Microsoft is on the offensive because of the forthcoming upgrade to Hyper-V coming with Windows Server 8. New features put it "on par and in some ways better than VMware," according to Aidan Finn, a Microsoft IT consultant in Dublin, Ireland. He says Hyper-V outstrips VMware in inexpensive server-attached storage, aspects of live migration and failover for site-to-site disaster recovery. Plus, Hyper-V will have capacity access to more virtual CPUs than ever before.

Those improvements will be sure to add to the challenge that Microsoft is making against VMware. According to research firm IDC, Microsoft’s Hyper-V grew 62% last year, compared with VMware’s ESX's 21% growth and Citrix's 25%. Gartner is also predicting a big year for Microsoft. The research company projects that by next year Hyper-V will account for 27% of the market, up from 11% two years ago. Within that projected 27%, Gartner says, Microsoft will have captured 85% of all businesses with less than 1,000 employees that use virtual servers.

That yearly growth proves significant, especially when one considers that the number of X86 servers being converted to virtual servers is also growing dramatically. Gartner says x86 boxes will grow from 11 million virtual machines in 2009 to more than 55 million next year.

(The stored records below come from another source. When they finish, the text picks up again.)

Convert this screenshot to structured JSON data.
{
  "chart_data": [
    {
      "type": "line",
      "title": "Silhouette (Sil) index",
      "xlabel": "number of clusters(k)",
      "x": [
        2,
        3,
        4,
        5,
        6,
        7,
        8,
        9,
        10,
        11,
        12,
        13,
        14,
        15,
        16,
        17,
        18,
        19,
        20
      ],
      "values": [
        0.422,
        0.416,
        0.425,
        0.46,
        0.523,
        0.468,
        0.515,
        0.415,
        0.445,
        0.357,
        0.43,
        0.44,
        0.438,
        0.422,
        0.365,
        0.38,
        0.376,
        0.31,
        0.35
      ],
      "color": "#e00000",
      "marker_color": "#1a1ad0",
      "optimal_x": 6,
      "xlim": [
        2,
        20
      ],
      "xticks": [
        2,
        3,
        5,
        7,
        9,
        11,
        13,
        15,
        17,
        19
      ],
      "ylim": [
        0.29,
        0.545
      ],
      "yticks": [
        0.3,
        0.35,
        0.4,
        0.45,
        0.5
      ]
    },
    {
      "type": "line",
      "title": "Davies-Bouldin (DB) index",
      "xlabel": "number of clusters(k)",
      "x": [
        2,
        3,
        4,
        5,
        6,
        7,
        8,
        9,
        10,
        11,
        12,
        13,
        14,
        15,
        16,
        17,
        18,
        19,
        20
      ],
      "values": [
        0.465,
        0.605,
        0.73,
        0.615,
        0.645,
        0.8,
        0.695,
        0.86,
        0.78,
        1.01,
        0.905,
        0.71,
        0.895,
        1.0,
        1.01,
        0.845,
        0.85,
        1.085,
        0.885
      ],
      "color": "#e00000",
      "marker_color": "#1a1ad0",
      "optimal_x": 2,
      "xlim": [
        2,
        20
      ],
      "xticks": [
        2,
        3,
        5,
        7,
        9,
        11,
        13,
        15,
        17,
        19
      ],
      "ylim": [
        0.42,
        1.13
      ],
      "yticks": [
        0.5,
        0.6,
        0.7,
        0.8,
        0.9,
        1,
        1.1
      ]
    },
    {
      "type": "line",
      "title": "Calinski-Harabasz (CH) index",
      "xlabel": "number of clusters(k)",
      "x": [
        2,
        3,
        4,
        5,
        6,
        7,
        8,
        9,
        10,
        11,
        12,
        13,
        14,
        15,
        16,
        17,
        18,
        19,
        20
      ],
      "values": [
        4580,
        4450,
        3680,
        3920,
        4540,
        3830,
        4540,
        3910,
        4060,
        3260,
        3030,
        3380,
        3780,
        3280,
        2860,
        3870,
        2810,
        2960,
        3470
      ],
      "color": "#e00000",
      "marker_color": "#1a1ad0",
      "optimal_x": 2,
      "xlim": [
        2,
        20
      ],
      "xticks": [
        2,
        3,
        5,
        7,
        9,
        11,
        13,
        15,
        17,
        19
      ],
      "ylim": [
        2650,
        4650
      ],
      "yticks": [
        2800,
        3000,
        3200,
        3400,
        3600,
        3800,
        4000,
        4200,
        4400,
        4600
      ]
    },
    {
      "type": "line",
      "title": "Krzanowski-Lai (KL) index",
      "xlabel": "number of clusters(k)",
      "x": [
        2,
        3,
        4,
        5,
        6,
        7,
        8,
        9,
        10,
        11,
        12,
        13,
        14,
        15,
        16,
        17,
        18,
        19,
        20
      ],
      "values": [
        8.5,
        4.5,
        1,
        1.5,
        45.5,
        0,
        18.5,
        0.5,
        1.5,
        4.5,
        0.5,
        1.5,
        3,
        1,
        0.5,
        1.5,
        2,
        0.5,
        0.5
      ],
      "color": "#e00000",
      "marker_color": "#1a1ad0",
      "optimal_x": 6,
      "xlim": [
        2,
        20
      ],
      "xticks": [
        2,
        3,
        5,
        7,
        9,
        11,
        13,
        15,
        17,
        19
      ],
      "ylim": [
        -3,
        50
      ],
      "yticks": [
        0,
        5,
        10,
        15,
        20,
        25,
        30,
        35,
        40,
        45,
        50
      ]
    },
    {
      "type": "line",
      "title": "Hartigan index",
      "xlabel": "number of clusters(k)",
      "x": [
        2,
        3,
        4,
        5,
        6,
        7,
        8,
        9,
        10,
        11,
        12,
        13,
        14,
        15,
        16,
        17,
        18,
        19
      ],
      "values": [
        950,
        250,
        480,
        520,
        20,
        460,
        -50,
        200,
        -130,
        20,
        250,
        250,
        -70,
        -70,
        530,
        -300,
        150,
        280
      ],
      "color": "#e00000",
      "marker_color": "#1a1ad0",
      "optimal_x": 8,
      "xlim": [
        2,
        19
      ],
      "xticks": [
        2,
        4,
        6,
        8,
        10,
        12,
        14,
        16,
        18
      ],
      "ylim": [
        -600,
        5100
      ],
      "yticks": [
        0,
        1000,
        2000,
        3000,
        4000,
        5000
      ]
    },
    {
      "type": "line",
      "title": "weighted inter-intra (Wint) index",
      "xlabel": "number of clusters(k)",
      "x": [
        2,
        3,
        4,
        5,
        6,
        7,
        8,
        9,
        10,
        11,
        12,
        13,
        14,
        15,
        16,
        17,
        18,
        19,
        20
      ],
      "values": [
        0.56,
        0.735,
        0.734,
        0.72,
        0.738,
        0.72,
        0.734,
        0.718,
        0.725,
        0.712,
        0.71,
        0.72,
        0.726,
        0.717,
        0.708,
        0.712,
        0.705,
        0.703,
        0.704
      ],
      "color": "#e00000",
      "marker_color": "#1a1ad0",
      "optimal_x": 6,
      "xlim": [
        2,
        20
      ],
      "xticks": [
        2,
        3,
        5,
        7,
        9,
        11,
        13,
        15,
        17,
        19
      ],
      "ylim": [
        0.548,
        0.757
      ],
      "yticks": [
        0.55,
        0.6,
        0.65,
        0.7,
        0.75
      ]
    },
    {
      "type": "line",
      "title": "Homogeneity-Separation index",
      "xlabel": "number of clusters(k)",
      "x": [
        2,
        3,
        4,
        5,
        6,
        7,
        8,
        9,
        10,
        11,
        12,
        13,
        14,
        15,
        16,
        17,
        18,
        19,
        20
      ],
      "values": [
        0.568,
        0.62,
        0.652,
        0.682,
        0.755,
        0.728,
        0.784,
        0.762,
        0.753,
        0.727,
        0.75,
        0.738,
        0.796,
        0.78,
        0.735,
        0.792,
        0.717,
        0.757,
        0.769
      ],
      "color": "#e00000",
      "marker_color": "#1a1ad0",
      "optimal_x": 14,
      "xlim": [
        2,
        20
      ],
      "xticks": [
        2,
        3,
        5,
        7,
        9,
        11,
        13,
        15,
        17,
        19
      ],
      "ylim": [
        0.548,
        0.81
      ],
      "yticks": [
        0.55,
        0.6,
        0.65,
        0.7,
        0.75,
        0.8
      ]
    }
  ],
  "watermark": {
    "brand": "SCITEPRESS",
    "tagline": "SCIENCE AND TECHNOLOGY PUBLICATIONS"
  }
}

Meanwhile, Citrix, which Gartner projects will hold 6% of the market next year, is making strides working off its base of virtual desktop customers and recent assertions that it will drop prices to be less expensive than traditional physical desktops. Citrix’s latest, XenServer 6.0, is purported to support better sharing of CPUs among virtual machines and boosts its overall support for virtual CPUs to 16, with 128 Gbytes of virtual memory.

However, that's still less than half what VMware and Red Hat can support. Perhaps the company can challenge VMware with its continuing collaboration with Microsoft to support management of each other's virtual environments?